Calcium‐Dependent Dissociation of Synaptotagmin from Synaptic SNARE Complexes

The formation of the synaptic core (SNARE) complex constitutes a crucial step in synaptic vesicle fusion at the nerve terminal. The interaction of synaptotagmin I with this complex potentially provides a means of conferring Ca 2+ -dependent regulation of exocytosis. However, the subcellular compartments in which interactions occur and their modulation by Ca 2+ influx remain obscure. Sodium dodecyl sulfate (SDS)-resistant core complexes, associated with synaptotagmin I, were enriched in rat brain fractions containing plasma membranes and docked synaptic vesicles. Depolarization of synaptosomes triggered [ 3 H]GABA release and Ca 2+ -dependent dissociation of synaptotagmin from the core complex. In perforated synaptosomes, synaptotagmin dissociation was induced by Ca 2+ (30-300 μM) but not Sr 2+ (1 mM); it apparently required intact membrane bilayers but did not result in disassembly of trimeric SNARE complexes.

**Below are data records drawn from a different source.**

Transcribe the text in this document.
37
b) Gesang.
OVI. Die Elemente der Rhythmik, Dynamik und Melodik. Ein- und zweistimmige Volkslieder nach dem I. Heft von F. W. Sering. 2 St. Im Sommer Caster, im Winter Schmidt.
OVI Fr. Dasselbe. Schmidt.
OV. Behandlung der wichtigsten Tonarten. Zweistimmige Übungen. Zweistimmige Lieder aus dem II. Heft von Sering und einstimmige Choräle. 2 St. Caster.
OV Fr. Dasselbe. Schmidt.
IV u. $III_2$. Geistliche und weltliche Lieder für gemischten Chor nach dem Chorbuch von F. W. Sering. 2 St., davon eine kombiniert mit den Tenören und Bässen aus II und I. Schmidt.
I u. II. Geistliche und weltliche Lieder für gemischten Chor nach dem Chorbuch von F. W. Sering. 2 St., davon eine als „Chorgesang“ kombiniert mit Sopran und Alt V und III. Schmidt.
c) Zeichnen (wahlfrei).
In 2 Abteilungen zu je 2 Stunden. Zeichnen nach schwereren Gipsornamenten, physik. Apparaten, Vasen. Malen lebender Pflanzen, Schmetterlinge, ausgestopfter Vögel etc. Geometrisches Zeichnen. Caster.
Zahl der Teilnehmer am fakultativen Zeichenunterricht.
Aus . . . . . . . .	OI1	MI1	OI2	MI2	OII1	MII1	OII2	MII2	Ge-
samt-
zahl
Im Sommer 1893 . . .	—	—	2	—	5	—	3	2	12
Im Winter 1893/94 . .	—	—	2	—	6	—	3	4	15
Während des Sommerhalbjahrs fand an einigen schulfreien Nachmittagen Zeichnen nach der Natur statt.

Synaptotagmin was not associated with unstable v-SNARE/t-SNARE complexes, present in fractions containing synaptic vesicles and cytoplasm. These complexes acquired SDS resistance when N-ethylmaleimide-sensitive fusion protein (NSF) was inhibited with N-ethylmaleimide or adenosine 5'-O-(3-thiotriphosphate), suggesting that constitutive SNARE complex disassembly occurs in undocked synaptic vesicles. Our findings are consistent with models in which the Ca 2+ -triggered release of synaptotagmin precedes vesicle fusion. NSF may then dissociate ternary core complexes captured by endocytosis and recycle/prime individual SNARE proteins.